The most critical and valuable element of a system is almost always the stored data.
The communication protocols are also unique. The web worker talks to the database using SQL statements. The web server talks to the web worker using a dedicated interface, normally FastCGI or a similar protocol. The web server communicates with the external clients via HTTP requests. The web server and the database don't talk to each other.
These three protocols are different. This doesn't have to be the case for all systems; different components can share the same protocol. For example, there can be multiple RESTful interfaces, which is common in microservices.
In-process communication
The typical way of looking at different units is as different processes running independently, but that's not the only option. Two different modules inside the same process can still follow the Single-Responsibility principle.

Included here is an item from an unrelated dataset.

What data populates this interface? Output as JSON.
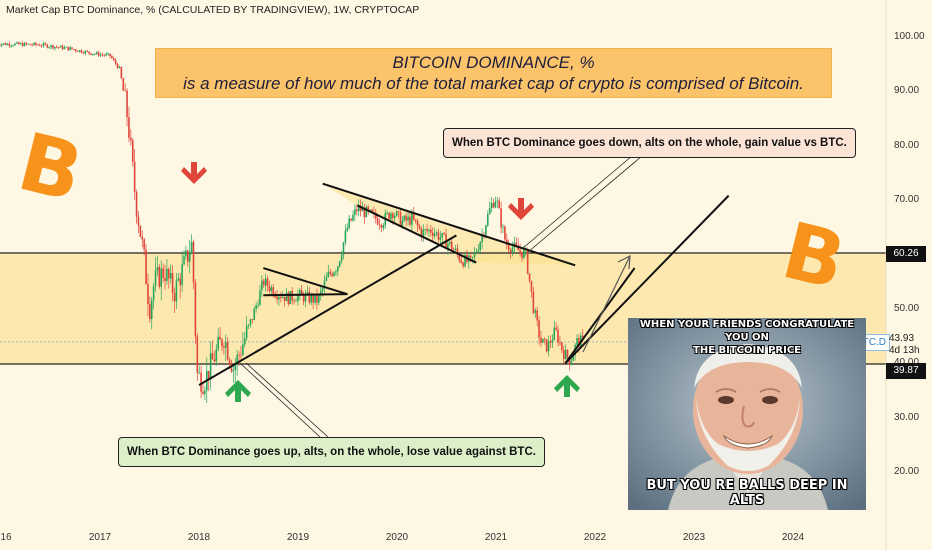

The Single-Responsibility principle can be applied at different levels and is used to define the divisions between functions or other blocks. So, it can be applied in smaller and smaller scopes. It's turtles all the way down! But, from the point of view of architecture, the higher-level elements are the most important, as it's the higher level that defines the structure. Knowing how far to go in terms of detail is clearly important, but when taking an architectural approach, it is better to err on the "big picture" side rather than the "too much detail" one.
A clear example of this would be a library that's maintained independently, but it could also be certain modules within a code base. For example, you could create a module that performs all the external HTTP calls and handles all the complexity of keeping connections, retries, handling errors, and so on, or you could create a module to produce reports in multiple formats, based on some parameters.
The important characteristic is that in order to create an independent element, the API needs to be clearly defined and the responsibility needs to be well defined. It should be possible for the module to be extracted into a different repo and installed as a third-party element for it to be considered truly independent.
Creating a big component with internal divisions only is a well-known pattern called a monolithic architecture. The LAMP architecture described above is an example of that, as most of the code is defined inside the web worker. Monoliths are the usual de facto starts of projects, as normally at the start there's no big plan and dividing things strictly into multiple components doesn't have a big advantage when the code base is small. As the code base and system grow more and more complex, the division of elements inside the monolith starts to make sense, and later it may start to make sense to split it into several components. We will discuss monoliths further in Chapter 9, Microservices vs Monolith.
Inside the same component, communication is typically straightforward, as internal APIs will be used. In the vast majority of cases, the same programming language will be used.